Firstly, some people think eating healthy foods automatically means they will lose weight. Healthy foods like avocados, nuts, and smoothies are good for you, but they can also be high in calories if you eat them too much. Another common mistake is guessing portion control size instead of measuring them. If I’m being honest, what might look like 1 serving could actually be 2 or 3. It doesn’t matter if the plate is small or if the plate is big with just a little content in it, you actually need to measure this food content to know exactly how much you should add or how much you should remove.
Also, there are things like invisible calories from things like salad dressings, sauces, or even drinks that we take on a daily basis. So how do you make sure you’re in a calorie deficit? Firstly, you have to start tracking everything you eat. You can use a food scale or measuring cups so your portions are accurate. Secondly, you need to figure out your basal metabolic rate, or BMR. That’s the number of calories your body burns just by being alive. We have a whole article on how to calculate basal metabolic rate, BMR, so do well to check that out.
Lack of Constant Exercise
Believe it or not, exercise is an important part of your weight loss journey. It helps burn calories and keeps your body strong and healthy. If you are active, your metabolism works better, which means you burn more calories even when you are just sitting around. But if you aren’t exercising regularly, you are probably not going to see the weight loss results you want.
There are two types of exercises that can really help: cardio and strength training. Cardio exercises like running, swimming, or biking are amazing for burning calories and getting your heart rate up. Strength training like lifting weights and doing push-ups helps you build muscle over time. And the more muscles you have, the more calories you burn, even when you are just chilling. So if you combined both of them together, you would see a much greater result.

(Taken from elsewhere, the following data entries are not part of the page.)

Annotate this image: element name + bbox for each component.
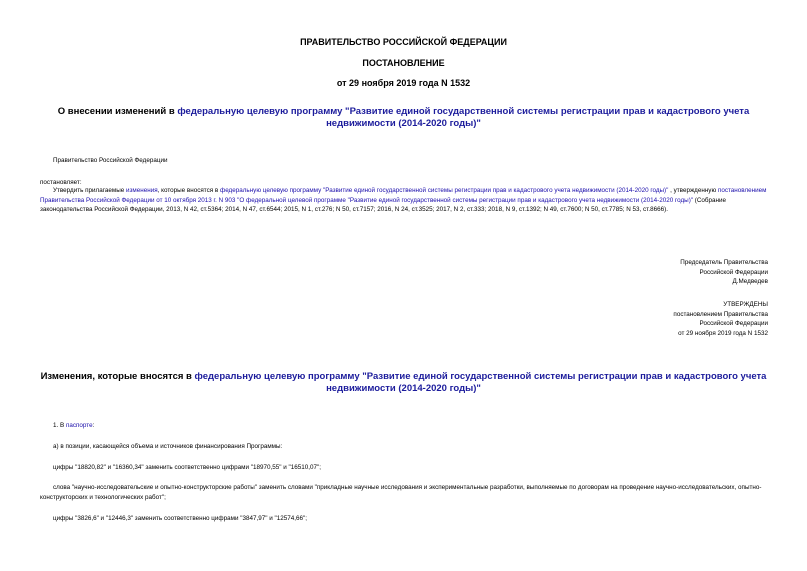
- document-date-number: от 29 ноября 2019 года N 1532: [336, 78, 471, 88]
- paragraph-text: , утвержденную: [668, 187, 718, 194]
- paragraph-text: Утвердить прилагаемые: [53, 187, 126, 194]
- signature-block: [680, 258, 768, 287]
- item-4: слова "научно-исследовательские и опытно-конструкторские работы" заменить словами "прикладные научные исследования и экспериментальные разработки, выполняемые по договорам на проведение научно-исследовательских, опытно-конструкторских и технологических работ";: [40, 484, 762, 501]
- document-title: [40, 106, 767, 130]
- signature-line: Д.Медведев: [732, 278, 768, 285]
- approved-line: УТВЕРЖДЕНЫ: [723, 301, 768, 308]
- changes-link[interactable]: изменения: [126, 187, 158, 194]
- item-3: цифры "18820,82" и "16360,34" заменить соответственно цифрами "18970,55" и "16510,07";: [53, 464, 321, 471]
- item-text: :: [92, 422, 95, 429]
- paragraph-text: (Собрание законодательства Российской Федерации, 2013, N 42, ст.5364; 2014, N 47, ст.6544; 2015, N 1, ст.276; N 50, ст.7157; 2016, N 24, ст.3525; 2017, N 2, ст.333; 2018, N 9, ст.1392; N 49, ст.7600; N 50, ст.7785; N 53, ст.8666).: [40, 196, 727, 213]
- government-header: ПРАВИТЕЛЬСТВО РОССИЙСКОЙ ФЕДЕРАЦИИ: [300, 37, 507, 47]
- item-2: а) в позиции, касающейся объема и источников финансирования Программы:: [53, 443, 283, 450]
- changes-title-prefix: Изменения, которые вносятся в: [40, 371, 195, 382]
- paragraph-text: , которые вносятся в: [157, 187, 221, 194]
- document-title-prefix: О внесении изменений в: [57, 106, 178, 117]
- government-line: Правительство Российской Федерации: [53, 157, 168, 164]
- signature-line: Председатель Правительства: [680, 259, 768, 266]
- resolution-903-link[interactable]: постановлением Правительства Российской Федерации от 10 октября 2013 г. N 903 "О федеральной целевой программе "Развитие единой государственной системы регистрации прав и кадастрового учета недвижимости (2014-2020 годы)": [40, 187, 767, 204]
- approved-line: от 29 ноября 2019 года N 1532: [678, 329, 768, 337]
- program-link-inline[interactable]: федеральную целевую программу "Развитие единой государственной системы регистрации прав и кадастрового учета недвижимости (2014-2020 годы)": [220, 187, 669, 194]
- decides-line: постановляет:: [40, 179, 82, 186]
- changes-title: [40, 371, 767, 395]
- passport-link[interactable]: паспорте: [65, 422, 93, 429]
- approved-block: [673, 300, 768, 338]
- signature-line: Российской Федерации: [699, 268, 768, 276]
- item-1: [53, 421, 94, 431]
- approved-line: постановлением Правительства: [673, 310, 768, 318]
- item-text: 1. В: [53, 422, 66, 429]
- item-5: цифры "3826,6" и "12446,3" заменить соответственно цифрами "3847,97" и "12574,66";: [53, 515, 307, 522]
- document-type: ПОСТАНОВЛЕНИЕ: [362, 58, 445, 68]
- program-link[interactable]: федеральную целевую программу "Развитие единой государственной системы регистрации прав и кадастрового учета недвижимости (2014-2020 годы)": [177, 106, 750, 129]
- resolution-paragraph: [40, 186, 768, 215]
- changes-program-link[interactable]: федеральную целевую программу "Развитие единой государственной системы регистрации прав и кадастрового учета недвижимости (2014-2020 годы)": [194, 371, 767, 394]
- approved-line: Российской Федерации: [699, 320, 768, 327]
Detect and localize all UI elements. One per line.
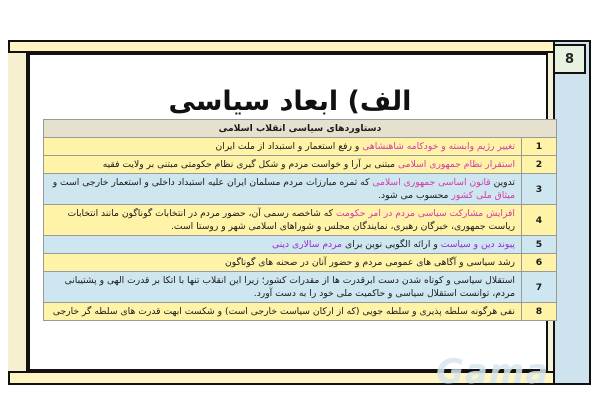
text-span: محسوب می شود.	[378, 190, 452, 201]
text-span: استقلال سیاسی و کوتاه شدن دست ابرقدرت ها از مقدرات کشور؛ زیرا این انقلاب تنها با اتکا بر قدرت الهی و پشتیبانی مردم، توانست استقلال سیاسی و حاکمیت ملی خود را به دست آورد.	[64, 275, 515, 299]
table-row	[44, 254, 557, 272]
highlighted-phrase: میثاق ملی کشور	[451, 190, 515, 201]
top-bar	[8, 40, 591, 53]
text-span: نفی هرگونه سلطه پذیری و سلطه جویی (که از ارکان سیاست خارجی است) و شکست ابهت قدرت های سلطه گر خارجی	[52, 306, 515, 317]
row-number: 4	[522, 205, 557, 236]
row-text	[44, 254, 522, 272]
highlighted-phrase: تغییر رژیم وابسته و خودکامه شاهنشاهی	[362, 141, 515, 152]
text-span: مبتنی بر آرا و خواست مردم و شکل گیری نظام حکومتی مبتنی بر ولایت فقیه	[102, 159, 399, 170]
row-number: 1	[522, 138, 557, 156]
row-text	[44, 174, 522, 205]
table-row	[44, 138, 557, 156]
text-span: و ارائه الگویی نوین برای	[342, 239, 441, 250]
table-row	[44, 272, 557, 303]
right-band	[553, 40, 591, 385]
row-number: 7	[522, 272, 557, 303]
table-row	[44, 303, 557, 321]
highlighted-phrase: پیوند دین و سیاست	[440, 239, 515, 250]
table-header: دستاوردهای سیاسی انقلاب اسلامی	[44, 120, 557, 138]
gama-watermark: Gama	[436, 352, 550, 392]
row-text	[44, 156, 522, 174]
row-text	[44, 303, 522, 321]
page-title: الف) ابعاد سیاسی	[168, 86, 412, 117]
row-number: 6	[522, 254, 557, 272]
highlighted-phrase: مردم سالاری دینی	[272, 239, 343, 250]
row-number: 3	[522, 174, 557, 205]
row-number: 5	[522, 236, 557, 254]
text-span: و رفع استعمار و استبداد از ملت ایران	[215, 141, 363, 152]
highlighted-phrase: افزایش مشارکت سیاسی مردم در امر حکومت	[335, 208, 515, 219]
achievements-table	[43, 119, 557, 321]
row-text	[44, 236, 522, 254]
row-number: 8	[522, 303, 557, 321]
table-row	[44, 205, 557, 236]
text-span: رشد سیاسی و آگاهی های عمومی مردم و حضور آنان در صحنه های گوناگون	[225, 257, 515, 268]
row-text	[44, 272, 522, 303]
left-strip	[8, 53, 28, 371]
text-span: تدوین	[490, 177, 515, 188]
text-span: که ثمره مبارزات مردم مسلمان ایران علیه استبداد داخلی و استعمار خارجی است و	[52, 177, 373, 188]
highlighted-phrase: قانون اساسی جمهوری اسلامی	[372, 177, 491, 188]
table-row	[44, 156, 557, 174]
row-text	[44, 205, 522, 236]
text-span: که شاخصه رسمی آن، حضور مردم در انتخابات گوناگون مانند انتخابات ریاست جمهوری، خبرگان رهبری، نمایندگان مجلس و شوراهای اسلامی شهر و روستا است.	[67, 208, 515, 232]
row-text	[44, 138, 522, 156]
table-row	[44, 236, 557, 254]
row-number: 2	[522, 156, 557, 174]
highlighted-phrase: استقرار نظام جمهوری اسلامی	[398, 159, 515, 170]
page-number: 8	[553, 44, 586, 74]
table-row	[44, 174, 557, 205]
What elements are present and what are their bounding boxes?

Some people say that exercising is not their cup of tea. I would say it’s because they don’t really enjoy the kind of exercises they do. The trick is to stick with exercises that you find enjoyable. If you hate running, don’t do it. You can try something like dancing, yoga, or playing a sport. Also, people complain about not having time, which is one of the top excuses for why they don’t exercise all year round. You can try to set a specific time to workout, even if it’s just for 20 minutes. You can start slow and gradually build up, and you can even find beginner’s workouts online that don’t require equipment.
Hormonal Imbalance
Hormones help manage everything from your mood to your metabolism. When these hormones aren’t working right, it makes losing weight way harder, even if you are eating well and exercising. One key hormone is insulin. Insulin is produced by the pancreas, which helps to regulate blood sugar. But when you have too much insulin, your body starts storing fat instead of burning it.
Then there is leptin, the hormone that tells your brain when you are full. If it’s not working properly, you might feel hungry all the time, even when you’ve eaten enough. Your thyroid hormones also play a role because they control how fast your body burns calories. If your thyroid is off, your metabolism can slow down, which makes losing weight harder. A lot of things can put your hormones in this mode, which could include things like stress, lack of sleep, or a bad diet.
When you are stressed, your body releases cortisol, which can make you store fat, especially around your belly. When you also don’t get enough sleep, it messes with the hormones that control hunger, which makes you crave junk food. If you eat a lot of processed food or junk food, your hormones may not function properly, which makes it tougher to lose weight.
Bottom Line
If you feel stuck in your weight loss journey, it’s not just you; lots of people hit a plateau, even when they’re doing everything right. The truth is, losing weight isn’t just about burning more calories than you eat. Sometimes, small mistakes like not tracking your food properly or thinking you’re eating healthier than you really are can mess up your progress. Exercise also plays a big part; if you’re not moving enough, your body won’t burn as many calories, which slows things down. Plus, your hormones can mess with your weight loss, too, especially if you’re stressed, not sleeping well, or eating poorly.